Gerechtshof Arnhem-Leeuwarden, 14-07-2020, ECLI:NL:GHARL:2020:5699, 20/00453 tm 20/00456 en 20/00506
Gerechtshof Arnhem-Leeuwarden, 14-07-2020, ECLI:NL:GHARL:2020:5699, 20/00453 tm 20/00456 en 20/00506
Gegevens
- Instantie
- Gerechtshof Arnhem-Leeuwarden
- Datum uitspraak
- 14 juli 2020
- Datum publicatie
- 24 juli 2020
- ECLI
- ECLI:NL:GHARL:2020:5699
- Formele relaties
- Eerste aanleg: ECLI:NL:RBGEL:2020:1048, Bekrachtiging/bevestiging
- Zaaknummer
- 20/00453 tm 20/00456 en 20/00506
Inhoudsindicatie
Invordering. Invorderingsrente. Verrekening. Kosten van vervolging.
Uitspraak
locatie Arnhem
nummers 20/00453 tot en met 20/00456 en 20/00506
uitspraakdatum: 14 juli 2020
Uitspraak van de voorzieningenrechter op de voet van artikel 8:84 van de Algemene wet bestuursrecht
op het verzoek tot het treffen van een voorlopige voorziening en, met toepassing van artikel 8:86 van de Algemene wet bestuursrecht (hierna: Awb), op het hoger beroep van
[X] te [Z] (hierna: belanghebbende)
tegen de uitspraak van de rechtbank Gelderland van 18 februari 2020, nummers AWB 19/5774, 19/5776, 19/5777 en 19/5861, ECLI:NL:RBGEL:2020:1048, in het geding tussen belanghebbende en
de ontvanger van de Belastingdienst (hierna: de Ontvanger)
1 Ontstaan en loop van het geding
De Ontvanger heeft aan belanghebbende met dagtekening 27 augustus 2019 een mededeling gestuurd waarin staat dat het openstaande bedrag van de voorlopige aanslag inkomstenbelasting/premie volksverzekeringen (hierna: IB/PVV) voor het jaar 2014 is gewijzigd door een betaling van € 1.000. Hiervan is € 80 afgeboekt op de openstaande kosten. In hetzelfde geschrift heeft de Ontvanger bij beschikking invorderingsrente berekend.

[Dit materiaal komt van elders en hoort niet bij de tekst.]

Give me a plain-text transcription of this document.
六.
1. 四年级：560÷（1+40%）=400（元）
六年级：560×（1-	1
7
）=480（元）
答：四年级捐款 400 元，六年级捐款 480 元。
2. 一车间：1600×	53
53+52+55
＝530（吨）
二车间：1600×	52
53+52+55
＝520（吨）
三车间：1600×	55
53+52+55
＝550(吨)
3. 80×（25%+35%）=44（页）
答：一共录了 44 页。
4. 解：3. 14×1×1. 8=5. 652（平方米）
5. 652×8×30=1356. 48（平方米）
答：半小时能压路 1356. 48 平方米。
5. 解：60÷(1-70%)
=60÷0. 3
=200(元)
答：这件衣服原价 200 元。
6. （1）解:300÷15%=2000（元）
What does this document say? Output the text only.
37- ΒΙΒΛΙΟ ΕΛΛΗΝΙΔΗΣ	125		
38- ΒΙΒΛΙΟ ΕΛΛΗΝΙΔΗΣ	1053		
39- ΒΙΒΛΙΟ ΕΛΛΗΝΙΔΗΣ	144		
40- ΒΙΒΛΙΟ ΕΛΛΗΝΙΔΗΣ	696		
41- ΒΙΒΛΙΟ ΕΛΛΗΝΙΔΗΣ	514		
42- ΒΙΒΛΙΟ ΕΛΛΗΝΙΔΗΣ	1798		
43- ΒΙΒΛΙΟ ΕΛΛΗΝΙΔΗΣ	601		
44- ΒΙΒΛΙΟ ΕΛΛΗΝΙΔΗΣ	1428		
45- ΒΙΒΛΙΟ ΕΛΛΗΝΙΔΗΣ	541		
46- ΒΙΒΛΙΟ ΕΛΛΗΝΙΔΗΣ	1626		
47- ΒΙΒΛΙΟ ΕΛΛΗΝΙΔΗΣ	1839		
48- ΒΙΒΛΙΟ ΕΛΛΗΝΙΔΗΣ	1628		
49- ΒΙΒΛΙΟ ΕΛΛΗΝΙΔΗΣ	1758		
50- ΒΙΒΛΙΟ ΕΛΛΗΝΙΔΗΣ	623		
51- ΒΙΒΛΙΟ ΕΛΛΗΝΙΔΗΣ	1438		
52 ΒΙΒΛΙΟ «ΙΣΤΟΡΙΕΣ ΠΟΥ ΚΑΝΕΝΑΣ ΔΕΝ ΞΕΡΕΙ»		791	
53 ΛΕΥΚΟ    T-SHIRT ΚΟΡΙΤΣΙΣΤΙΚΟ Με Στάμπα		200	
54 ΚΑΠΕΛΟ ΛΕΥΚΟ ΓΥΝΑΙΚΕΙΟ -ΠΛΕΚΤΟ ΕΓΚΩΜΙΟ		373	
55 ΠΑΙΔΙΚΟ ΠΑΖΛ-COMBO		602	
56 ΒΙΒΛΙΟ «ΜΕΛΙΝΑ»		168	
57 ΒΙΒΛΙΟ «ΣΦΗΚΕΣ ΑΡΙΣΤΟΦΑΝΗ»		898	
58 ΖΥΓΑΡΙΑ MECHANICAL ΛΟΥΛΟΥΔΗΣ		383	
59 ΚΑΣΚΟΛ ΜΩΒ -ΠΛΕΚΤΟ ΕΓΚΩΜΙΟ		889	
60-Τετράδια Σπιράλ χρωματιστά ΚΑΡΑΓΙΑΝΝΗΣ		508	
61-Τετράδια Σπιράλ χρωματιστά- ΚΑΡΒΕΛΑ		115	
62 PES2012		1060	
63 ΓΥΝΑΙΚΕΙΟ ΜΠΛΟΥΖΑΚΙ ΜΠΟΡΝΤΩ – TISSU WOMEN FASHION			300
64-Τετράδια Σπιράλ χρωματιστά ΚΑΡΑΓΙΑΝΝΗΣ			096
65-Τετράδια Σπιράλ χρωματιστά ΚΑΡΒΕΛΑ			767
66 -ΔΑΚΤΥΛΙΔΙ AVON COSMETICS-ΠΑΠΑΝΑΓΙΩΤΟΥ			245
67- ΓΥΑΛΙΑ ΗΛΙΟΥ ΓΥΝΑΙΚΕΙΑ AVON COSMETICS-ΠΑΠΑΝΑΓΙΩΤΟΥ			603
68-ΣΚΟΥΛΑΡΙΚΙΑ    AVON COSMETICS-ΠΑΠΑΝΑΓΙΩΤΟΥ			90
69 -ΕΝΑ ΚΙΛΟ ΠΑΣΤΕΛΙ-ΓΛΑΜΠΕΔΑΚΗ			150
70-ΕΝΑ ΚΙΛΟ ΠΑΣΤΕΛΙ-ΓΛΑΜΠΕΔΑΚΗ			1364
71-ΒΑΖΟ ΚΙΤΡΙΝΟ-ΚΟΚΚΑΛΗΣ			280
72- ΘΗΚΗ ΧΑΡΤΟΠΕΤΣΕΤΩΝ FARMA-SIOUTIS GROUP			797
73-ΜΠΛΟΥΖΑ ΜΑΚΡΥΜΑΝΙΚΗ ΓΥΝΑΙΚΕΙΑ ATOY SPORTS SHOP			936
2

De Ontvanger heeft bij afzonderlijke uitspraken op bezwaar het bezwaar tegen de invorderingsrente ongegrond verklaard, het bezwaar tegen de verrekening van de betaling met de voorlopige aanslag IB/PVV 2014 niet-ontvankelijk verklaard en het bezwaar tegen de afgeboekte kosten niet-ontvankelijk verklaard.
Belanghebbende is tegen die uitspraken in beroep gekomen bij de rechtbank Gelderland (hierna: de Rechtbank). De Rechtbank heeft het beroep ter zake van de invorderingsrente ongegrond verklaard en zich onbevoegd verklaard ter zake van de beroepen over de verrekening en de afgeboekte kosten.
Belanghebbende heeft tegen de uitspraak van de Rechtbank hoger beroep ingesteld.
Hangende het hoger beroep heeft belanghebbende bij de voorzieningenrechter van het Hof een verzoek ingediend tot het treffen van een voorlopige voorziening.
De Ontvanger heeft een verweerschrift ingediend en daarbij tevens gereageerd op het verzoek tot het treffen van een voorlopige voorziening
Het onderzoek ter zitting heeft plaatsgevonden op 15 juni 2020. Van de zitting is een proces-verbaal opgemaakt, dat aan deze uitspraak is gehecht.
2 Vaststaande feiten
Aan belanghebbende is met dagtekening 22 januari 2016 een voorlopige aanslag IB/PVV 2014 opgelegd met een te betalen bedrag van € 8.886.
De Ontvanger heeft aan belanghebbende met dagtekening 27 augustus 2019 een mededeling gestuurd waarin staat dat het openstaande bedrag van de voorlopige aanslag IB/PVV 2014 is gewijzigd door een betaling van € 1.000. In hetzelfde geschrift heeft de Ontvanger bij beschikking € 108 invorderingsrente berekend.
De betaling van € 1.000 komt uit een derdenbeslag. Hiervan is € 80 afgeboekt op de openstaande kosten, € 108 afgeboekt op de invorderingsrente en € 812 verrekend met de voorlopige aanslag IB/PVV 2014. Volgens de mededeling is op de voorlopige aanslag IB/PVV 2014 in totaal € 1.767 betaald/verrekend en is het totaal nog openstaande bedrag € 7.119.
3 Geschil
In geschil is of de Ontvanger terecht invorderingsrente in rekening heeft gebracht, of terecht verrekening heeft plaatsgevonden en of belanghebbende kosten van vervolging verschuldigd is geworden.